9. M. A soutient qu’il a exécuté la précédente obligation de quitter le territoire français décidée à son encontre le 18 juin 2019 en regagnant l’Albanie et qu’il est revenu en France en 2020. Toutefois, ses affirmations ne sont corroborées par aucune des pièces du dossier, telles qu’une copie de son ancien passeport portant un cachet de sortie du territoire ou un formulaire remis par les autorités françaises lors de l’exécution de cette mesure d’éloignement. En particulier, le passeport de son dernier fils, né en Albanie le 28 janvier 2020, ne saurait suffire à démontrer l’exécution effective de cette décision, mais seulement la présence de son épouse en Albanie à cette date. Par suite, le requérant n’est pas fondé à soutenir que c’est tort que le préfet, faisant application des dispositions précitées, lui a refusé un délai de départ volontaire. Pour le même motif, le moyen tiré de ce que le préfet aurait, sur ce point, entaché sa décision d’erreur de fait doit aussi être écarté.

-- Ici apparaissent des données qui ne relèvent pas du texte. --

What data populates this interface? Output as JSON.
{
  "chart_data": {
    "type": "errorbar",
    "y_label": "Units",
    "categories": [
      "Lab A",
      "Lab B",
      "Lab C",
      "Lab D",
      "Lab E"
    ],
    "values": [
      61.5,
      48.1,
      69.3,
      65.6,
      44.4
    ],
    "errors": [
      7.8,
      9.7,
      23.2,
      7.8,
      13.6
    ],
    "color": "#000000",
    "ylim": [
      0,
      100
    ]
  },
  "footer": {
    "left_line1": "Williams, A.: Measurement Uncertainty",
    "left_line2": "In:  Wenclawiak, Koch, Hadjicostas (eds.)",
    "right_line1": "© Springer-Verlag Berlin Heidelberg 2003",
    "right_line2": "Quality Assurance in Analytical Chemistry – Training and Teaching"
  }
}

10. En deuxième lieu, il ressort du procès-verbal de son audition du 3 mai 2024 que M. A s’est borné à produire devant les services de gendarmerie son permis en conduire albanais et a indiqué qu’il possédait un passeport « chez lui », sans toutefois en justifier auprès de ces autorités. Par suite, le moyen tiré de ce que la décision lui refusant un délai de départ volontaire aurait été prise sur la base de faits erronés doit être écarté.
11. En troisième lieu, pour les mêmes motifs que ceux énoncés aux points 5 et 6 ci-dessus, M. A n’est pas fondé à soutenir que la décision contestée méconnaît les stipulations de l’article 8 de la convention européenne de sauvegarde des droits de l’homme et des libertés fondamentales et celles du 1 de l’article 3 de la convention relative aux droits de l’enfant et qu’elle est entachée d’erreur manifeste d’appréciation.
Sur la décision portant interdiction de retour sur le territoire français pendant un an :
12. Pour les mêmes motifs de fait que ceux énoncés aux points 5, 6 et 9 ci-dessus, les moyens tirés de la violation des stipulations de l’article 8 de la convention européenne de sauvegarde des droits de l’homme et des libertés fondamentales et du 1 de l’article 3 de la convention relative aux droits de l’enfant, de l’existence d’une erreur manifeste d’appréciation et d’une erreur de fait doivent être écartés.
Sur la décision désignant le pays de destination :
13. M. A n’a pas contesté la légalité de cette décision devant le tribunal administratif de Grenoble. Par suite, les conclusions tendant à l’annulation de cette décision, présentées pour la première fois en appel, sont irrecevables.
14. Il résulte de ce qui précède que la requête de M. A est manifestement dépourvue de fondement. Dès lors, elle doit être rejetée, y compris en ses conclusions aux fins d’injonction et de mise à la charge de l’État des frais exposés et non compris dans les dépens.
ORDONNE :
Article 1er : La requête de M. A est rejetée.
Article 2 : La présente ordonnance sera notifiée à M. B A et au ministre d’État, ministre de l’intérieur.
Copie en sera adressée à la préfète de l’Isère.
Fait à Lyon, le 17 mars 2025.
Le président,
Gilles Hermitte
La République mande et ordonne au ministre d’État, ministre de l’intérieur, en ce qui le concerne ou à tous commissaires de justice à ce requis en ce qui concerne les voies de droit commun contre les parties privées, de pourvoir à l’exécution de la présente décision.